CAMERA last week criticized Western news organizations for their handling of another series of potent images depicting the death of a 4-year-old Palestinian boy in a Gaza hospital.
Wire services moved photos of the child — limp and lifeless in the arms of various adults — with captions that indicated he had died in an Israeli airstrike near his home. CNN aired video of the scene at the hospital as the child’s body was carried by a doctor and held by a senior Hamas leader and Egyptian prime minister Hisham Kandil in front of a jostling media pack. Reporter Sara Sidner called the child “another victim of an airstrike.”
Except it appears he wasn’t. Subsequent reporting by media organizations indicated that the child more likely died as a result of an errant rocket launched from within Gaza. In effect, the photos may have revealed the opposite of what they purported to show — that the child’s death was inflicted by Palestinian sources, not Israeli.
Reuters, which had circulated the photos, quickly issued a clarification saying the cause of the boy’s death was in dispute. CNN cast doubt on its initial reporting, too, saying the incident could have been caused by “the misfire of a Hamas rocket intended for Israel.”
Some news organizations, including The Post, declined to publish the photos because they suggested exploitation — and manipulation of tragedy.
“Every single alarm went off in my head when I saw them,” Golon said. “They looked like a media event around a dead child. They should not be parading this child’s body around for PR purposes.”

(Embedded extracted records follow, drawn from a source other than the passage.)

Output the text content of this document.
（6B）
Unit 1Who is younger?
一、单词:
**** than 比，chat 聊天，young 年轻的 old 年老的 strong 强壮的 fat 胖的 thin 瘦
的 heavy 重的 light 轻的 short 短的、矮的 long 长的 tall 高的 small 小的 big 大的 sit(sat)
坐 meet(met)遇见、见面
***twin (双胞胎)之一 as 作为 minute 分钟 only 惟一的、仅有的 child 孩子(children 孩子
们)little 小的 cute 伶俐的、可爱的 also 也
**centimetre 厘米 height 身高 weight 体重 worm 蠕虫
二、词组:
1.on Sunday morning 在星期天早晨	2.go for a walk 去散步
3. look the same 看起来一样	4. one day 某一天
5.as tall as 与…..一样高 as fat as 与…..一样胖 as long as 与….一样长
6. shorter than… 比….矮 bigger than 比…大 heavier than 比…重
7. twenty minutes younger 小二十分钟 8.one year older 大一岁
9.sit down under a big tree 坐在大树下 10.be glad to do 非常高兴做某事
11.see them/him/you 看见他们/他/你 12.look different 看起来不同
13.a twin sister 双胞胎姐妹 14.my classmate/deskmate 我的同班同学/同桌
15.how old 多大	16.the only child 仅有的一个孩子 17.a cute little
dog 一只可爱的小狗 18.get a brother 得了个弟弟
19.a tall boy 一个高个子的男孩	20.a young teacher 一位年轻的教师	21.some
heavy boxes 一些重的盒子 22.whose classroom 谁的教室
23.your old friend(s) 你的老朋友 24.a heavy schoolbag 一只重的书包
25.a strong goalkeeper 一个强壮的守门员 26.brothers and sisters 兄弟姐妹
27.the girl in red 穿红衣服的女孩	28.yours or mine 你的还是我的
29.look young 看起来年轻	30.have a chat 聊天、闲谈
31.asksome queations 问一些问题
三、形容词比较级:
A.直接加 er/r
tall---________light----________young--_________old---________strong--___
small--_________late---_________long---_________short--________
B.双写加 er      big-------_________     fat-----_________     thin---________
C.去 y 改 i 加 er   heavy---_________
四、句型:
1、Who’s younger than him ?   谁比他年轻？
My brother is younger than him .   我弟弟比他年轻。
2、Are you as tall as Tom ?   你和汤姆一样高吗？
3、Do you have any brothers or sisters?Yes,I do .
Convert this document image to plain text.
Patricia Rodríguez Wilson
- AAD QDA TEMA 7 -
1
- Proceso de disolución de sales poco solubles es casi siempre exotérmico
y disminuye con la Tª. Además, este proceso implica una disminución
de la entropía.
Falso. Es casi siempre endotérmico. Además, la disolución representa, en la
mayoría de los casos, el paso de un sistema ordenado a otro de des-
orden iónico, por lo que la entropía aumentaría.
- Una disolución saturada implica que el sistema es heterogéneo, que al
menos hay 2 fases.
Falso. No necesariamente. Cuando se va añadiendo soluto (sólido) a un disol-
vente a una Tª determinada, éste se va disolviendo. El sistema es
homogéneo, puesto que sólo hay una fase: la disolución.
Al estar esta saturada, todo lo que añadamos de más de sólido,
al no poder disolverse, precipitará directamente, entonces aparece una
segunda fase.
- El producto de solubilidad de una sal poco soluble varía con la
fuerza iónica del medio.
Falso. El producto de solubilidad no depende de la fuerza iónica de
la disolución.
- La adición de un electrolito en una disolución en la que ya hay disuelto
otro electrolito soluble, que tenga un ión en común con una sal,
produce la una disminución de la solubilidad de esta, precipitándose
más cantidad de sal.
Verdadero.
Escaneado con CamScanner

But displaying corpses as evidence of an enemy’s barbarity is an accepted practice in some parts of the world, and sometimes it’s news, said Santiago Lyon, vice president and director of photography for the Associated Press. He cautions that any news photo needs to be set in its proper context, with captions that spell out “the same who, what, why” as a news story.
“The idea is to leave as few unanswered questions as you can,” he said. “If we have a doubt and can’t say something with authority, we’re probably not going to go there.” (AP’s photographers didn’t take the photos of the dead boy, but it distributed the pictures through a content-sharing agreement with another agency, Rex Features).
While photos often portray reality in ways more powerful than words, they can also easily distort. As Lyon notes, context is important: Cropping, inaccurate captioning or staging an image for effect can distort what’s really there.
Digital photo-altering tools also have made it easy to create outright fabrications — ”faux-tography” — although there are only a few documented cases of it slipping into the journalistic ecosystem. Reuters was blindsided in 2006 when a freelance photographer in Lebanon digitally altered a photo to make an Israeli attack on Beirut look more destructive. The agency withdrew the picture and severed ties with the photographer.
“We made a mistake,” said Alix Freedman, Reuters’s global editor of ethics and standards. “We dealt with it decisively and quickly and learned from it.”
Ibish of the American Task Force on Palestine said the best advice for journalists is the same as in any other conflict — to remain skeptical of both sides. “There is in this world fairness, and a sense of proportion,” he said. “If you find yourself identifying with one side, it’s time to get a new job.”